Before you get to those, however, you'll need to navigate an appetizer menu rich in discoveries. Few Greek restaurants take the time to make taramasalata (the red cod- or carp-roe dip) as good as the version here. Unlike the mass-produced product, this isn't bright pink with food coloring; it's brightly flavored with lemon and olive oil, and just enough caviar-like pungency to make things interesting. As good as that is, another dip — the spicy feta-cheese whipped tirokefteri — enthralls me most. Nicely presented with a ton of warm pita bread, this is authentic Greek meze at its best.
Most Greek places also don't hand-make the flakey, cheese-stuffed tiropitas or spinach-stuffed spanokopita. Here the phyllo flakes away, revealing fillings that are fresh and brightly seasoned.

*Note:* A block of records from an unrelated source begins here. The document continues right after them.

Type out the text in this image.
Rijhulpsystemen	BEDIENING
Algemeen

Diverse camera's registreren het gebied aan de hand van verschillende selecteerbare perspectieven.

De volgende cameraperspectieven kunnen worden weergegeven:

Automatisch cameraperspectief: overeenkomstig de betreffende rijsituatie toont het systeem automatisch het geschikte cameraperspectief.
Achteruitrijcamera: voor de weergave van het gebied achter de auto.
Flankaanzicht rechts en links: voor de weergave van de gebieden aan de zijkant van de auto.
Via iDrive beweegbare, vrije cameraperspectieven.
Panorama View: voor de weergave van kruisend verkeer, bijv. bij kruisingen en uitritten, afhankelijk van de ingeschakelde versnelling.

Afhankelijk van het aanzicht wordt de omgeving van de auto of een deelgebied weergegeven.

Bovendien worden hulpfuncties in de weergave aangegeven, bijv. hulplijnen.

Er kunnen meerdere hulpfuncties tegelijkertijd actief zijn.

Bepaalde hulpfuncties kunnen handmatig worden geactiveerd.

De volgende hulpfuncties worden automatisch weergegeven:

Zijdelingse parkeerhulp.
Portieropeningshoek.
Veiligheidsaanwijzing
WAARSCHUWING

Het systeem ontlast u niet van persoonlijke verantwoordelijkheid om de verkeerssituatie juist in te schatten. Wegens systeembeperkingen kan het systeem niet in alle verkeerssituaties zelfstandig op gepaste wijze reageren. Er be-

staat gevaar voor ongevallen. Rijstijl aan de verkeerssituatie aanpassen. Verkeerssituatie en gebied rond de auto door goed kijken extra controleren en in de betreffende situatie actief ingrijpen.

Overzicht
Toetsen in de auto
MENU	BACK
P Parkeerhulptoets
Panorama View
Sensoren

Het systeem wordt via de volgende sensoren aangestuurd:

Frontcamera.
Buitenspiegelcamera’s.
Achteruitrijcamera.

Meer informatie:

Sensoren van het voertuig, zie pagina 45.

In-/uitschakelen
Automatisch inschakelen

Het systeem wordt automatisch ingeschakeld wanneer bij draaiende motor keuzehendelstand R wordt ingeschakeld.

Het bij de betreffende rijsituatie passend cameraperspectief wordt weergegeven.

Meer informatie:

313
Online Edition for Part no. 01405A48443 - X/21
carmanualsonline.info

Next to picking out the cheek meat from a roasted lamb's head, nothing will make you feel like a Peloponnesian faster than plowing through a platter of these starters.
The Fat Greek's soups don't miss a beat, either. The avgolemeno is a rich chicken broth that looks simple enough as it arrives, then surprises with just the right amount of shredded chicken and rice in the bottom of the bowl. It is neither too heavy nor too light on the lemon, and a version my yia yia (grandmother) would approve of.
They do a nice tabouli salad here, but the Village Greek salad (chopped tomatoes, cukes, onions and feta) is the one to get. Once you move to the mains, the aforementioned pasticcio and moussaka are the apotheosis of Greek casserole cookery. Each is layered macaroni studded with meat, then eggplant (in the case of moussaka) or a sinfully rich meat sauce (the pasticcio), and topped with a thick layer of savory béchamel custard. The orders run $12-$13 and one is enough for two people.
"Too much is not enough" usually defines the portion sizes in most Greek homes, and the Fat Greek follows true to form with a family-style grill plate for four (a steal at $50) featuring nicely spiced beef and lamb kebobs, lule (ground meat) kebobs and enough roast chicken to feed six.
Save room for dessert, though, because Yanni Gourmroian is a baker by trade, and his Greek and Armenian pastries put all others in town to shame. I'm crazy for his galataboureko (almost-savory semolina custard underneath a sweet, soggy roof of phyllo), and shamali (Cypriot honey-soaked cake), but one bite of his butgatcha (vanilla custard-filled, cream puff-like cake), and you'll forget about bad baklava forever.